È una formula che estende a dismisura l’area delle condotte punibili. L’atto del favoreggiamento inevitabilmente si confonde con quello che serve a garantire a tutti, quindi anche a sé stessi, la salvezza della vita. Ricevere sul cellulare uno screenshot della rotta da seguire favorisce certamente l’approdo, ma serve anche ad evitare il peggio; 3) le persone che hanno un livello culturale più elevato di quello della maggioranza dei migranti sono sottoposte ad un rischio addizionale di criminalizzazione, perché possono essere prescelte dai veri trafficanti come quelle che meglio possono svolgere un ruolo mediatorio tra i diversi gruppi etnici presenti sulla barca; 4) le aggravanti che vengono contestate (ad esempio, il numero di persone trasportate, l’esposizione di tali persone al pericolo di vita) sono normalmente fuori dalla sfera di dominio della persona cui sono imputate. I processi diranno se le condotte contestate furono effettivamente tenute. Ma ci dobbiamo domandare: se anche fosse, c’era una alternativa ragionevolmente praticabile? La risposta a questa domanda mostra come ad essere criminalizzato non sia lo scafista, il trafficante o il favoreggiatore, ma il migrante.

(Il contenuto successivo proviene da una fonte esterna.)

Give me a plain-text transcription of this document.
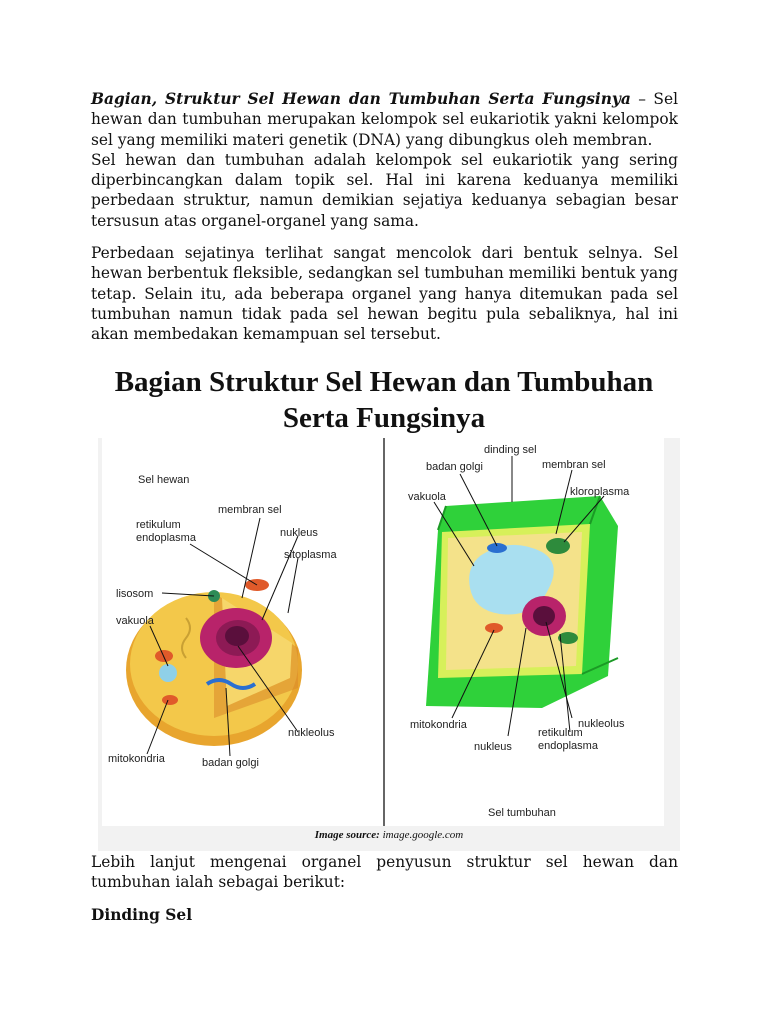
Bagian, Struktur Sel Hewan dan Tumbuhan Serta Fungsinya – Sel hewan dan tumbuhan merupakan kelompok sel eukariotik yakni kelompok sel yang memiliki materi genetik (DNA) yang dibungkus oleh membran.

Sel hewan dan tumbuhan adalah kelompok sel eukariotik yang sering diperbincangkan dalam topik sel. Hal ini karena keduanya memiliki perbedaan struktur, namun demikian sejatiya keduanya sebagian besar tersusun atas organel-organel yang sama.

Perbedaan sejatinya terlihat sangat mencolok dari bentuk selnya. Sel hewan berbentuk fleksible, sedangkan sel tumbuhan memiliki bentuk yang tetap. Selain itu, ada beberapa organel yang hanya ditemukan pada sel tumbuhan namun tidak pada sel hewan begitu pula sebaliknya, hal ini akan membedakan kemampuan sel tersebut.

Bagian Struktur Sel Hewan dan Tumbuhan
Serta Fungsinya
Sel hewan
membran sel
retikulum
endoplasma	nukleus
sitoplasma
lisosom
vakuola
nukleolus
mitokondria	badan golgi
dinding sel
badan golgi	membran sel
vakuola	kloroplasma
mitokondria	nukleolus
nukleus
retikulum
endoplasma
Sel tumbuhan
Image source: image.google.com

Lebih lanjut mengenai organel penyusun struktur sel hewan dan tumbuhan ialah sebagai berikut:

Dinding Sel
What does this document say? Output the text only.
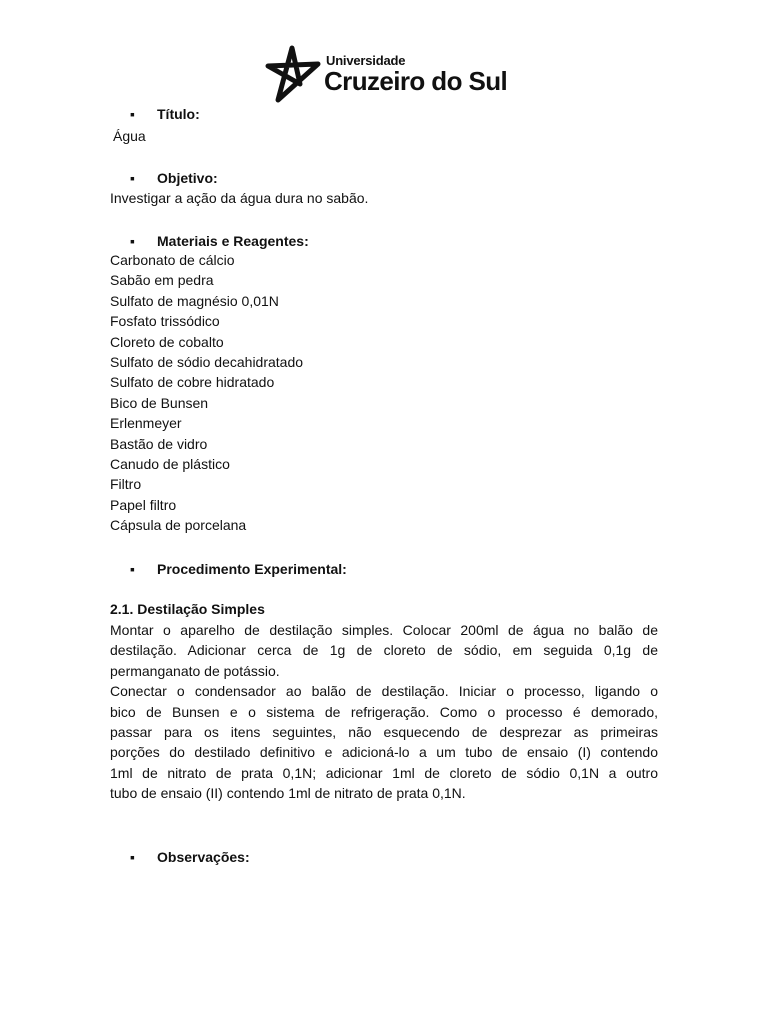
Universidade
Cruzeiro do Sul
▪ Título:
Água
▪ Objetivo:
Investigar a ação da água dura no sabão.
▪ Materiais e Reagentes:
Carbonato de cálcio
Sabão em pedra
Sulfato de magnésio 0,01N
Fosfato trissódico
Cloreto de cobalto
Sulfato de sódio decahidratado
Sulfato de cobre hidratado
Bico de Bunsen
Erlenmeyer
Bastão de vidro
Canudo de plástico
Filtro
Papel filtro
Cápsula de porcelana
▪ Procedimento Experimental:
2.1. Destilação Simples
Montar o aparelho de destilação simples. Colocar 200ml de água no balão de
destilação. Adicionar cerca de 1g de cloreto de sódio, em seguida 0,1g de
permanganato de potássio.
Conectar o condensador ao balão de destilação. Iniciar o processo, ligando o
bico de Bunsen e o sistema de refrigeração. Como o processo é demorado,
passar para os itens seguintes, não esquecendo de desprezar as primeiras
porções do destilado definitivo e adicioná-lo a um tubo de ensaio (I) contendo
1ml de nitrato de prata 0,1N; adicionar 1ml de cloreto de sódio 0,1N a outro
tubo de ensaio (II) contendo 1ml de nitrato de prata 0,1N.
▪ Observações:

In tempi ormai lontani, Bettino Craxi, tornato dall’America di Reagan, lanciò la parola d’ordine della lotta allo spaccio di droga; ne nacque la legge passata sotto il nome di Iervolino Vassalli che, nel nome della lotta allo spaccio delle sostanze stupefacenti, inaspriva gravemente le pene previste per ogni atto di cessione di quelle sostanze, esentando dalla sanzione penale solo il possesso di una dose media giornaliera. Nelle udienze trascorrevano le vite delle persone. Non era possibile distinguere la figura dello spacciatore al dettaglio da quella del consumatore, perché colui che oggi acquistava una dose era spesso la stessa persona che il giorno seguente l’avrebbe venduta. Cambiati i contesti, scafista e migrante spesso sono indistinguibili: le stesse motivazioni di fuga, gli stessi pericoli in mare. Comune lo stesso circolo vizioso tra proibizionismo, alimentazione di un mercato illegale, repressione penale.
Povera patria, dice la canzone. Queste sono dunque le nuove frontiere del diritto penale: la criminalizzazione degli ultimi della terra, di chi fugge dalle persecuzioni, dalle guerre, dalle violenze, dalle carestie. Potrebbero riproporsi le parole di un lontano scritto di Francesco Antolisei (non proprio un partigiano dell’uso alternativo del diritto, lo scritto porta la data del 1937, chi scriveva forse si illudeva di porre un limite alle torsioni autoritarie del nostro diritto penale), che richiamava il giurista a considerare “il fatto sociale regolato dalla norma”, “l’ambiente sociale in cui il reato viene commesso”, ad evitare un divorzio dalla pratica.
Si può sperare che dalla Corte di Giustizia dell’Unione giunga un impulso a limitare la criminalizzazione alle sole condotte sorrette da un fine di lucro; si può sperare che il nostro legislatore tratteggi meglio in cosa devono consistere quegli “atti diretti a”, dal punto di vista della loro idoneità a procurare l’esito dell’immigrazione illegale; si può sperare in un uso non asfittico delle cause di giustificazione, segnatamente quelle dello stato di necessità e dell’esercizio del diritto. Povera patria… Me ne vergogno un poco e mi fa male vedere un uomo come un animale. Non cambierà, sì che cambierà, vedrai che cambierà… (Franco Battiato).